Shutdown Losers? The American People
By October 23, 2013 0 998
•
The great and partial government shutdown of 2013 is still over.
It seems that a rather large majority of the American people blame the GOP, in general—and the Tea Party, in particular—for what happened. This is the same American people whom Republican Senator Ted Cruz, the gadfly and patron saint of the get-rid-of-Obamacare movement at all costs who convinced Tea Party diehards in the house that this was a smart move, professed to be looking out for.
As an unsuccessful for a city council seat once said in response to finishing last in a multiple-candidate race: “The people have spoken—the bastards.”
Actually, the people are the smart ones in this shutdown that should never have happened. They are also the victims, a fact that still seems not to have gotten through the heads of people like Cruz, and Misters Boehner, Lee, Issa and their ilk. After 24 billion in lost moneys to the United States Government and U.S. taxpayers, after thousands of government job and man hours and paychecks lost for almost a month and a near-default avoided only at the last moment, it was the rest of the country that lost. And isn’t it strange that the guy who couldn’t muster a quorum or wouldn’t call a vote actually had 88 Republicans vote for the deal—a punt to January—faster than you could say let’s get out of town.
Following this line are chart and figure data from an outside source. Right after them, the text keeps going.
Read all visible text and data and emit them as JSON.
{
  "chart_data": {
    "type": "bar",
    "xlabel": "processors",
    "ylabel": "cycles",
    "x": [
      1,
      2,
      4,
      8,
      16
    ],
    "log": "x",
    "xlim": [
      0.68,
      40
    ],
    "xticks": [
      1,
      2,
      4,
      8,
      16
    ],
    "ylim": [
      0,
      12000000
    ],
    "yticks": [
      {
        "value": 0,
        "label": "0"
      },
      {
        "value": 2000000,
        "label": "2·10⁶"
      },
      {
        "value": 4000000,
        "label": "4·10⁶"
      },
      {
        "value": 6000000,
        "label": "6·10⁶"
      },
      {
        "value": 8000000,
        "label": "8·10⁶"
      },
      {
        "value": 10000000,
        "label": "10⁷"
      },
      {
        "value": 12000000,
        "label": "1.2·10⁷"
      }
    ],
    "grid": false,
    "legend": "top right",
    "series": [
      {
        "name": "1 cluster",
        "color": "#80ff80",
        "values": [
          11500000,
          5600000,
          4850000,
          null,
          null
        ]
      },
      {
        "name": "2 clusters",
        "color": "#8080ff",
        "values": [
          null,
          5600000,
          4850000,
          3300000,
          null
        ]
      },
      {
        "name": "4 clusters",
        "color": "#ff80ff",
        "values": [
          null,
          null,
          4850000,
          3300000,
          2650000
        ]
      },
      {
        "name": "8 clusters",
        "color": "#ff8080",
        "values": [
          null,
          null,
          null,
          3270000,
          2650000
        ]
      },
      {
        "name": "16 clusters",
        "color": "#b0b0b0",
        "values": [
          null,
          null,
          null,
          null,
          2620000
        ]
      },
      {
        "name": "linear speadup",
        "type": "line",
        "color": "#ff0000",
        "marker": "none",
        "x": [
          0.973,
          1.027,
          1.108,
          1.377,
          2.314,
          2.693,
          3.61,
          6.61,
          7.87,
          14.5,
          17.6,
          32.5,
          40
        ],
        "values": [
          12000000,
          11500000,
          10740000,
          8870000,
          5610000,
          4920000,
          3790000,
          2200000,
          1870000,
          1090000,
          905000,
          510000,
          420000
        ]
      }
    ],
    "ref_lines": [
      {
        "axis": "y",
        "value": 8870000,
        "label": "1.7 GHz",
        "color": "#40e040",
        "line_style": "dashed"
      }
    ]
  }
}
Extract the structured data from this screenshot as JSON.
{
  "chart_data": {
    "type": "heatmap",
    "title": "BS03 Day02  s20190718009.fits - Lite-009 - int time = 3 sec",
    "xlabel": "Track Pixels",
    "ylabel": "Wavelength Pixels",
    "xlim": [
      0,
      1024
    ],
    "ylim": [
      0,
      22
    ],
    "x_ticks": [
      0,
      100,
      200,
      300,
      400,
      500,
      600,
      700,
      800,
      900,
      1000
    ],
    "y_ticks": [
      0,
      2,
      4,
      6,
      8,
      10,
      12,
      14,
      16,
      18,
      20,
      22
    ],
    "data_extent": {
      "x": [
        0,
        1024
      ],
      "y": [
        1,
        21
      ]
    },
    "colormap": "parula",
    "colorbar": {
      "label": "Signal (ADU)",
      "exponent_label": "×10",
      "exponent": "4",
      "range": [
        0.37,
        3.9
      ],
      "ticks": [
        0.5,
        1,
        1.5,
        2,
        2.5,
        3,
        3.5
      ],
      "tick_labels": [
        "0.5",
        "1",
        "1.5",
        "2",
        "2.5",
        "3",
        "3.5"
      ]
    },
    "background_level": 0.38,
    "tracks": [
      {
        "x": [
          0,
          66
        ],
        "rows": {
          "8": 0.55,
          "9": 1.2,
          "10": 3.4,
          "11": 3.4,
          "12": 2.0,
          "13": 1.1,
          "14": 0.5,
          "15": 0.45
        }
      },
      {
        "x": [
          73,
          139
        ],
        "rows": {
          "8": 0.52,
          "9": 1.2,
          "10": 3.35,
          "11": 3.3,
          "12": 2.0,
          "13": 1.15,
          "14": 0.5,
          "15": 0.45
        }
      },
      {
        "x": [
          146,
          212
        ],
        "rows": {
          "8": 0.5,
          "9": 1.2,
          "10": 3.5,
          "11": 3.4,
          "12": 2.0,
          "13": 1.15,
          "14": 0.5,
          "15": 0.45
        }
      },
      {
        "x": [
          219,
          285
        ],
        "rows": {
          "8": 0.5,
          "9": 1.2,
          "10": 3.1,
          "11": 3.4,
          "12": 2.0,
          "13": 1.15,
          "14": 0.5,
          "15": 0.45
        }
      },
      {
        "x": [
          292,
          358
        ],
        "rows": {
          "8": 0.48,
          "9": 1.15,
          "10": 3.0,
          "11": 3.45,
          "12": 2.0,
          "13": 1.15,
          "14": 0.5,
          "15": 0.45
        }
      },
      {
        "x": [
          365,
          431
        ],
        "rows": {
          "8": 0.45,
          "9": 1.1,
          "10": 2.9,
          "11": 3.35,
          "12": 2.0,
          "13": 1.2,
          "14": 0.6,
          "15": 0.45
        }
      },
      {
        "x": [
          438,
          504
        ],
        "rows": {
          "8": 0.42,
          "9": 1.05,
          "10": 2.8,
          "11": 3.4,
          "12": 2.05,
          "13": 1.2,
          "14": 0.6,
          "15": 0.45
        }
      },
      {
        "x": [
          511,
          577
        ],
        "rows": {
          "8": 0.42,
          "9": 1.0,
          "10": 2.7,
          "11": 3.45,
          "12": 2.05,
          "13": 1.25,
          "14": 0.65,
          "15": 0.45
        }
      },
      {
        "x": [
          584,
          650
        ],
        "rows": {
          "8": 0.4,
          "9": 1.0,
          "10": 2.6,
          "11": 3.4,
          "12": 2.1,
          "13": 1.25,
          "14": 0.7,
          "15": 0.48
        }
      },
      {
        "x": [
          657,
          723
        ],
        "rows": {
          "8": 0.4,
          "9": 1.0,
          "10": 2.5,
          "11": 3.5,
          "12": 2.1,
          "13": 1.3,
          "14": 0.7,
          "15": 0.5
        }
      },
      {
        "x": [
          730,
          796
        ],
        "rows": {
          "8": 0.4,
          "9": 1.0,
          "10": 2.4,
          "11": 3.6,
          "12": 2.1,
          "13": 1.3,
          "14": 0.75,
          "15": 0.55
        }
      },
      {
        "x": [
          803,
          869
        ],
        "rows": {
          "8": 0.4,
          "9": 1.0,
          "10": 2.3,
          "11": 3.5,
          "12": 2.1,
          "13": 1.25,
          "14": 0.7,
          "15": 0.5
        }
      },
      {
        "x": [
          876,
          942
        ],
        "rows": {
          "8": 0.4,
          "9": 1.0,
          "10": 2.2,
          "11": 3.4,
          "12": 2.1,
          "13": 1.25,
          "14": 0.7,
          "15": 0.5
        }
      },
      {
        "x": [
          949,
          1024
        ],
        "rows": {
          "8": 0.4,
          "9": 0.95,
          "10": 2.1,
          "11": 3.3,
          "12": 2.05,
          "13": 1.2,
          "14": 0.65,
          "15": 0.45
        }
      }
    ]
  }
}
“We fought the good fight and we lost,” said a resigned—just a mood, not a fact—House Speaker John Boehner. Wrong, Mr. Speaker. You lost, but so did the American people and it was not a good fight. It was stupid, wrongheaded, irresponsible and reckless fight, and in terms of Mr. Cruz, cynical. This was the guy who kept telling everybody that the polls weren’t harming the GOP, that the fight was winnable, and, standing in front of World War II veterans being used as a photo op at the WWII Memorial, wondered out loud who could do such a thing as keep the vets from seeing the memorial. Why you could, Mr. Cruz. Cruz was unrepentant in the end and insisted that he would “do anything necessary to get rid of Obamacare.”
Everybody else, including many angry veteran Republicans in the House and the Senate, were angry at the backlash, at the fruitless stratagem which may have, if not fatally, certainly seriously hurt the GOP’s politically. But then this was never more about anything else but politics. I heard a cabdriver hesitantly tell me in response to the shutdown, which hurt cab drivers in their pockets, like everyone else in this city, that it seems strange to foreigners that America still insists on telling other countries how to run their affairs when they can’t seem to be able to run their own. The politics of dysfunction and paralysis seems pretty obvious to everyone.
With Obamacare seemingly about to implode under the burden of—get this, too many people unable to get on the website—it seems likely the GOP will now settle for calling for hearings with the intent of permanently downsizing Kathleen Sibelius, head of the Department of Health and Human Services, at least for now. Most people think the GOP could not possibly push for another shutdown scenario.
Don’t count on it. January next is coming fast. Do your Christmas shopping now.